Immer wieder müssen Freiwillige selbst auf ihre Probleme aufmerksam machen. Im Positionspapier „Vision 2030“ fordern 1.300 Engagierte erneut, was längst selbstverständlich sein sollte: faire Bezahlung, kostenlose Mobilität und echte gesellschaftliche Anerkennung.

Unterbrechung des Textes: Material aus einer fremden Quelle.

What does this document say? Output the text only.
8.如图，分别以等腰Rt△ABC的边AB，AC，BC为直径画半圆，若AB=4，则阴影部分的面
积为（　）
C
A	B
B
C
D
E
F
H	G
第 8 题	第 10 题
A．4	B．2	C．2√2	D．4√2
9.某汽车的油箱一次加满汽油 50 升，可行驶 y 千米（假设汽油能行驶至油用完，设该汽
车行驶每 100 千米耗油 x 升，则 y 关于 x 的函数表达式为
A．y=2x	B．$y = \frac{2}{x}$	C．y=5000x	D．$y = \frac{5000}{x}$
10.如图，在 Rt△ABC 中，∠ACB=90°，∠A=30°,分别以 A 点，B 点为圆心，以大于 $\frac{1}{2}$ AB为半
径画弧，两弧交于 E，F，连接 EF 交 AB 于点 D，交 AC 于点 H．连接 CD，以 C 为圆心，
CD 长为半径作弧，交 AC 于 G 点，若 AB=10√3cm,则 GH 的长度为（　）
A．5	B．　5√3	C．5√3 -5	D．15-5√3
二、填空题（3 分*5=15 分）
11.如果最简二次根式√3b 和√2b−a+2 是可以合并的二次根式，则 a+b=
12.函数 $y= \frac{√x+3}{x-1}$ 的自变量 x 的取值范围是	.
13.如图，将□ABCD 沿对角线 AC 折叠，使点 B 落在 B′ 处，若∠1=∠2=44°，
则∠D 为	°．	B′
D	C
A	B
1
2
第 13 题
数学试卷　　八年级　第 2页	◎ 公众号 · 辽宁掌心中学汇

Bessere Rahmenbedingungen für Freiwillige? Darüber wird seit Jahren diskutiert. Konkrete Verbesserungen müssen die Betroffenen jedoch immer wieder selbst anstoßen und einfordern. Faire Vergütung, bezahlbare Mobilität und verlässliche politische Unterstützung bleiben vielerorts unerfüllt. Dabei sind die Herausforderungen längst bekannt und die Lösungen liegen auf dem Tisch. Wer Freiwilligendienste als unverzichtbar für den gesellschaftlichen Zusammenhalt bezeichnet, muss ihnen endlich die politische Aufmerksamkeit und gesellschaftliche Anerkennung zukommen lassen, die sie verdienen.

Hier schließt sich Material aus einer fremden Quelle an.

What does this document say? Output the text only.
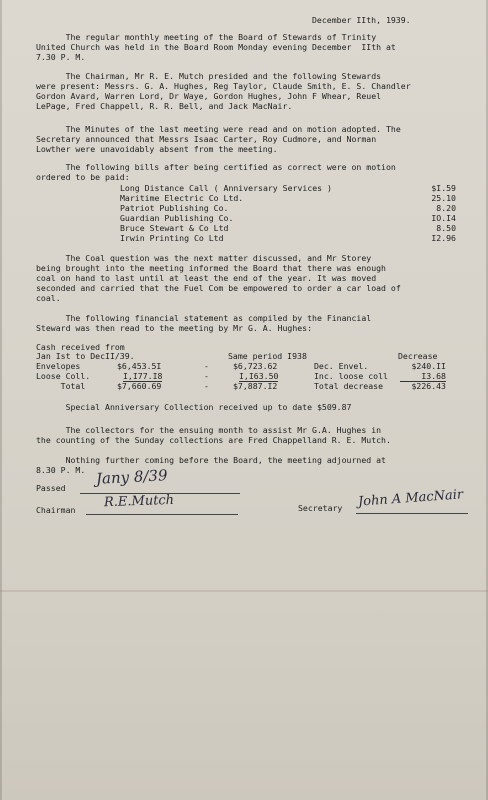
December IIth, 1939.
The regular monthly meeting of the Board of Stewards of Trinity
United Church was held in the Board Room Monday evening December  IIth at
7.30 P. M.
The Chairman, Mr R. E. Mutch presided and the following Stewards
were present: Messrs. G. A. Hughes, Reg Taylor, Claude Smith, E. S. Chandler
Gordon Avard, Warren Lord, Dr Waye, Gordon Hughes, John F Whear, Reuel
LePage, Fred Chappell, R. R. Bell, and Jack MacNair.
The Minutes of the last meeting were read and on motion adopted. The
Secretary announced that Messrs Isaac Carter, Roy Cudmore, and Norman
Lowther were unavoidably absent from the meeting.
The following bills after being certified as correct were on motion
ordered to be paid:
Long Distance Call ( Anniversary Services )	$I.59
Maritime Electric Co Ltd.	25.10
Patriot Publishing Co.	8.20
Guardian Publishing Co.	IO.I4
Bruce Stewart & Co Ltd	8.50
Irwin Printing Co Ltd	I2.96
The Coal question was the next matter discussed, and Mr Storey
being brought into the meeting informed the Board that there was enough
coal on hand to last until at least the end of the year. It was moved
seconded and carried that the Fuel Com be empowered to order a car load of
coal.
The following financial statement as compiled by the Financial
Steward was then read to the meeting by Mr G. A. Hughes:
Cash received from
Jan Ist to DecII/39.	Same period I938	Decrease
Envelopes	$6,453.5I	-	$6,723.62	Dec. Envel.	$240.II
Loose Coll.	I,I77.I8	-	I,I63.50	Inc. loose coll	I3.68
Total	$7,660.69	-	$7,887.I2	Total decrease	$226.43
Special Anniversary Collection received up to date $509.87
The collectors for the ensuing month to assist Mr G.A. Hughes in
the counting of the Sunday collections are Fred Chappelland R. E. Mutch.
Nothing further coming before the Board, the meeting adjourned at
8.30 P. M.
Passed
Jany 8/39
Chairman R.E.Mutch	Secretary John A MacNair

Das wird in den  aktuellen Debatten um den Wehrdienst, die Vergütung von Freiwilligen und einen neuen  Zivildienst oder soziale Pflichtjahre deutlich. In einem neuen Positionspapier  formulieren aktive Freiwillige deshalb klare Forderungen an Politik und Öffentlichkeit.  Erarbeitet wurde das Papier von der diesjährigen AG Politik und Mittel der Bundessprecher*innen des Internationalen Bundes e.V. Das erste Anliegen der AG ist  ein staatlich finanziertes Freiwilligengeld auf BAföG-Niveau. In einer Umfrage der AG, an  welcher 1.300 Freiwillige teilnahmen, wurde die Vergütung der Freiwilligen festgestellt.  Diese beläuft sich im Median auf 420€ und im Durchschnitt 431,43€ pro Monat. Ausgehend von dieser Umfrage, fordern die Bundessprecher*innen des IB: Einen  Mindestaschengeldsatz in Höhe von 550€, eine Erhöhung des Taschengeldes für alle,  keine Kürzungen des bestehenden Taschengeldes, eine Befreiung vom Rundfunkbeitrag und die Befreiung von der Zweitwohnsitzsteuer. Die AG steht vollkommen hinter den  Forderungen des Projektes Vision 2030: Freiwilligendienste Fördern und Stärken. Dazu  gehört: Der Ausbau der Freiwilligendienststellen, um allen Bewerbern die Möglichkeit  auf einen Freiwilligendienst zu ermöglichen, eine angemessene Förderung von  Freiwilligendiensten und die Inklusion unterrepräsentierter Gruppen. Als drittes Anliegen  fordern die Bundessprecher*innen die Garantie auf Öffentlichkeitsarbeit. Für die  Öffentlichkeitsarbeit benötigt es finanzielle Mittel, um Freiwillige anzuwerben,  Freiwillige zu betreuen und eine Betreuung zu garantieren sowie einen Tag um Freiwillige  zu ehren. Außerdem wird politische und gesellschaftliche Anerkennung und  Wertschätzung gefordert. Dies würde eine Stärkung des Freiwilligenausweises und die  Möglichkeit, für Freiwillige berufsspezifische Seminare und für Betreuer in den  Arbeitsstellen Betreuer, Seminare zu besuchen. Ebenfalls ist ein zentrales Thema die  freie Fahrt für Freiwillige. In Anbetracht der steigenden Mobilitätskosten, dem Ziel von  Deutschland, Klimaneutral zu werden und der geringen Vergütung von Freiwilligen,  fordern wir ein kostenloses oder stark subventioniertes Deutschlandticket für  Freiwilligendienstleistende. Derweil zahlt der durchschnittliche 

Freiwilligendienstleistende rund 12% des Taschengeldes für das Deutschlandticket. Der  Durchschnitt in der Gesellschaft liegt jedoch bei nur 2,5%, weshalb eine Anpassung aus  Gerechtigkeit heraus notwendig ist. Außerdem fordern die Bundessprecher*innen die  Möglichkeit einen Freiwilligendienst anstatt der Wehrpflicht zu ermöglichen. Der  Freiwilligendienst sollte nicht durch den Wehrdienst ersetzt werden, sondern parallel  dazu existieren. Freiwilligendienstleistende spielen in unserer Gesellschaft eine große  Rolle. Wichtige Aufgaben werden von ihnen übernommen. Die Vergütung in Form des  Taschengeldes reicht nicht um die Lebenshaltungskosten stemmen zu können. Deshalb  fordern wir unsere oben genannten Punkte. Wir erklären uns bereit, jeden politischen  Diskurs einzugehen und erwarten konkrete politische Vorschläge und Schritte.